Prosperity is only a product of equal opportunity, fair competition, and the pursuit of profit. It is a function of choice and investment, not mandates and bailouts. It grows from the discovery and exploitation of opportunity, not rigid obedience to a political agenda. It flows from the pursuit of excellence – a difficult path that offers no guarantees of success. It’s about capturing a prize, not accepting an allowance.
A high level of mutual prosperity comes when a great many people throw extraordinary talent and effort behind their endeavors. They’re less willing to run that sort of race when they see someone like Barack Obama standing at the finish line, ready to confiscate their rewards. No exercise of government power can ever replace the way free people challenge and inspire one another through competition.
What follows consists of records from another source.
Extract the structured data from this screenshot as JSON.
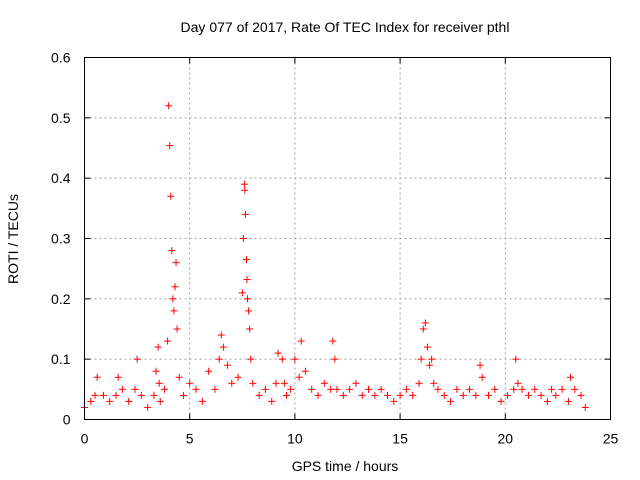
{
  "chart_data": {
    "type": "scatter",
    "title": "Day 077 of 2017, Rate Of TEC Index for receiver pthl",
    "xlabel": "GPS time / hours",
    "ylabel": "ROTI / TECUs",
    "xlim": [
      0,
      25
    ],
    "ylim": [
      0,
      0.6
    ],
    "x_ticks": [
      0,
      5,
      10,
      15,
      20,
      25
    ],
    "x_tick_labels": [
      "0",
      "5",
      "10",
      "15",
      "20",
      "25"
    ],
    "y_ticks": [
      0,
      0.1,
      0.2,
      0.3,
      0.4,
      0.5,
      0.6
    ],
    "y_tick_labels": [
      "0",
      "0.1",
      "0.2",
      "0.3",
      "0.4",
      "0.5",
      "0.6"
    ],
    "grid": true,
    "legend": "none",
    "marker": "plus",
    "marker_color": "#ff0000",
    "series": [
      {
        "x": [
          0.0,
          0.3,
          0.5,
          0.6,
          0.9,
          1.2,
          1.5,
          1.6,
          1.8,
          2.1,
          2.4,
          2.5,
          2.7,
          3.0,
          3.3,
          3.4,
          3.5,
          3.55,
          3.6,
          3.8,
          3.95,
          4.0,
          4.05,
          4.1,
          4.15,
          4.2,
          4.25,
          4.3,
          4.35,
          4.4,
          4.5,
          4.7,
          5.0,
          5.3,
          5.6,
          5.9,
          6.2,
          6.4,
          6.5,
          6.6,
          6.8,
          7.0,
          7.3,
          7.5,
          7.55,
          7.6,
          7.62,
          7.65,
          7.7,
          7.72,
          7.75,
          7.8,
          7.85,
          7.9,
          8.0,
          8.3,
          8.6,
          8.9,
          9.1,
          9.2,
          9.4,
          9.5,
          9.6,
          9.8,
          10.0,
          10.2,
          10.3,
          10.5,
          10.8,
          11.1,
          11.4,
          11.7,
          11.8,
          11.9,
          12.0,
          12.3,
          12.6,
          12.9,
          13.2,
          13.5,
          13.8,
          14.1,
          14.4,
          14.7,
          15.0,
          15.3,
          15.6,
          15.9,
          16.0,
          16.1,
          16.2,
          16.3,
          16.4,
          16.5,
          16.6,
          16.8,
          17.1,
          17.4,
          17.7,
          18.0,
          18.3,
          18.6,
          18.8,
          18.9,
          19.2,
          19.5,
          19.8,
          20.1,
          20.4,
          20.5,
          20.6,
          20.8,
          21.1,
          21.4,
          21.7,
          22.0,
          22.2,
          22.4,
          22.7,
          23.0,
          23.1,
          23.3,
          23.6,
          23.8
        ],
        "y": [
          0.02,
          0.03,
          0.04,
          0.07,
          0.04,
          0.03,
          0.04,
          0.07,
          0.05,
          0.03,
          0.05,
          0.1,
          0.04,
          0.02,
          0.04,
          0.08,
          0.12,
          0.06,
          0.03,
          0.05,
          0.13,
          0.52,
          0.454,
          0.37,
          0.28,
          0.2,
          0.18,
          0.22,
          0.26,
          0.15,
          0.07,
          0.04,
          0.06,
          0.05,
          0.03,
          0.08,
          0.05,
          0.1,
          0.14,
          0.12,
          0.09,
          0.06,
          0.07,
          0.21,
          0.3,
          0.39,
          0.38,
          0.34,
          0.265,
          0.232,
          0.2,
          0.18,
          0.15,
          0.1,
          0.06,
          0.04,
          0.05,
          0.03,
          0.06,
          0.11,
          0.1,
          0.06,
          0.04,
          0.05,
          0.1,
          0.07,
          0.13,
          0.08,
          0.05,
          0.04,
          0.06,
          0.05,
          0.13,
          0.1,
          0.05,
          0.04,
          0.05,
          0.06,
          0.04,
          0.05,
          0.04,
          0.05,
          0.04,
          0.03,
          0.04,
          0.05,
          0.04,
          0.06,
          0.1,
          0.15,
          0.16,
          0.12,
          0.09,
          0.1,
          0.06,
          0.05,
          0.04,
          0.03,
          0.05,
          0.04,
          0.05,
          0.04,
          0.09,
          0.07,
          0.04,
          0.05,
          0.03,
          0.04,
          0.05,
          0.1,
          0.06,
          0.05,
          0.04,
          0.05,
          0.04,
          0.03,
          0.05,
          0.04,
          0.05,
          0.03,
          0.07,
          0.05,
          0.04,
          0.02
        ]
      }
    ]
  }
}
Increasing the size of government diminishes the private sector, and takes us further away from the free and competitive environment that fosters the highest level of general prosperity. It also chokes off the revenue stream that funds both charitable benevolence, and the government’s effective performance of its minimal sworn duties. The charity of a strong private sector is worth far more to the downtrodden than Obama’s notion of “shared prosperity” – which works out, in practice, to the redistribution of misery.
It is a monstrous lie to claim that government can will some sort of smooth and level affluence into existence for all of its citizens. It can’t even guarantee them subsistence, let alone the kind of wealth and success Americans have in mind when they think about “prosperity.” Obamanomics is all about re-defining the term to mean food stamps instead of stock certificates.